Very young children will put you through your paces at the best of times. With a misbehaving 3-year-old, taking care of that one child can be as exhausting as looking after several at once. Learning to deal with and even reduce the bratty behavior of a child this age is a process that requires both patience from you as well as a more developed understanding of child psychology. Improve your communication and empathy with the child to help improve his behavior.
Language Development and Miscommunication
Improve your communication with the child by examining common adult/child miscommunications. In the book “What Did I Just Say?” developmental psychologists Denis Donovan and Deborah McIntyre point out that many adult expressions and phrases are misunderstood by young children who use simple language and understand words literalistically. For example, you may use the words “Do you want a time out?” as a means of warning a child against continuing unwanted behavior, but a 3-year-old will likely interpret the question literally, say “no” and continue the objectionable behavior, not understanding that the adult wanted him to stop. Police your language for these types of problems and look for examples of “bratty” behavior that come from mere misunderstandings.

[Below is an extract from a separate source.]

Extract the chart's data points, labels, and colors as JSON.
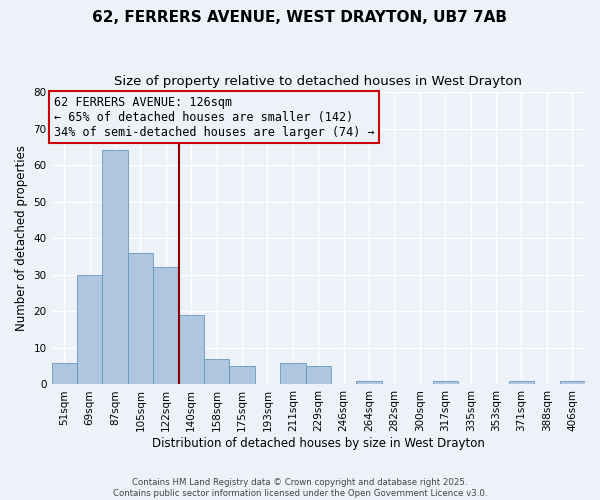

Understanding the typical emotional development of a 3-year-old will help you know how to deal with the child. According to family life specialist Lesia Oesterreich on the "National Network for Child Care" website, children of this age still struggle with sharing and cooperating and seek attention and approval from adults. Avoid putting sharing or cooperation requirements on the child that are inappropriate for her age, and use positive, attentive reinforcement of good behavior.

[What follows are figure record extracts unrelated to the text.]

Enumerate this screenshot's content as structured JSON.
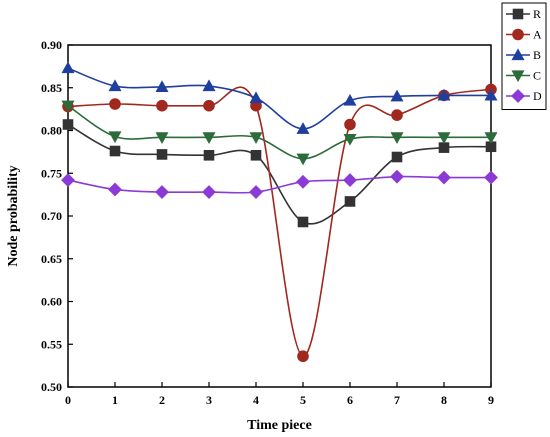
{
  "chart_data": {
    "type": "line",
    "xlabel": "Time piece",
    "ylabel": "Node probability",
    "x": [
      0,
      1,
      2,
      3,
      4,
      5,
      6,
      7,
      8,
      9
    ],
    "xlim": [
      0,
      9
    ],
    "ylim": [
      0.5,
      0.9
    ],
    "xticks": [
      "0",
      "1",
      "2",
      "3",
      "4",
      "5",
      "6",
      "7",
      "8",
      "9"
    ],
    "yticks": [
      "0.50",
      "0.55",
      "0.60",
      "0.65",
      "0.70",
      "0.75",
      "0.80",
      "0.85",
      "0.90"
    ],
    "grid": false,
    "legend_position": "top-right",
    "series": [
      {
        "name": "R",
        "color": "#333333",
        "marker": "square",
        "values": [
          0.807,
          0.776,
          0.772,
          0.771,
          0.771,
          0.693,
          0.717,
          0.769,
          0.78,
          0.781
        ]
      },
      {
        "name": "A",
        "color": "#a0281e",
        "marker": "circle",
        "values": [
          0.828,
          0.831,
          0.829,
          0.829,
          0.829,
          0.536,
          0.807,
          0.818,
          0.841,
          0.848
        ]
      },
      {
        "name": "B",
        "color": "#1f3f9e",
        "marker": "triangle-up",
        "values": [
          0.873,
          0.852,
          0.851,
          0.852,
          0.838,
          0.802,
          0.835,
          0.84,
          0.841,
          0.841
        ]
      },
      {
        "name": "C",
        "color": "#2e6b3a",
        "marker": "triangle-down",
        "values": [
          0.829,
          0.793,
          0.792,
          0.792,
          0.792,
          0.767,
          0.79,
          0.792,
          0.792,
          0.792
        ]
      },
      {
        "name": "D",
        "color": "#8c3ad6",
        "marker": "diamond",
        "values": [
          0.742,
          0.731,
          0.728,
          0.728,
          0.728,
          0.74,
          0.742,
          0.746,
          0.745,
          0.745
        ]
      }
    ]
  }
}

Demonstrate to the child that you understand his feelings by naming them, especially in situations where his feelings are driving him to act out. Say things like, “I know that you don't want to do this and that makes you angry.” Show that you are aware of his feelings and take them into consideration but expect that he manage his emotions and develop self-control. When possible, refer to yourself to teach him by example. Say things like, “Sometimes, I don't want to do what I'm supposed to do, either, but I do it because other people need me to.”
Work on developing a clearer, more detailed and more vivid recollection of your own childhood. This will help you to be more in touch with what this child's experience is of the world. Recall times when things didn't make sense to you or when the rules that adults made for you seemed unfair and infuriating. Remember how you were building your sense of the world and how it worked and the healthy, normal self-centeredness you had as a child. Think of what adults could have said to you to help you understand the world and your behavior in it and use this as a guide in how you deal with a difficult child.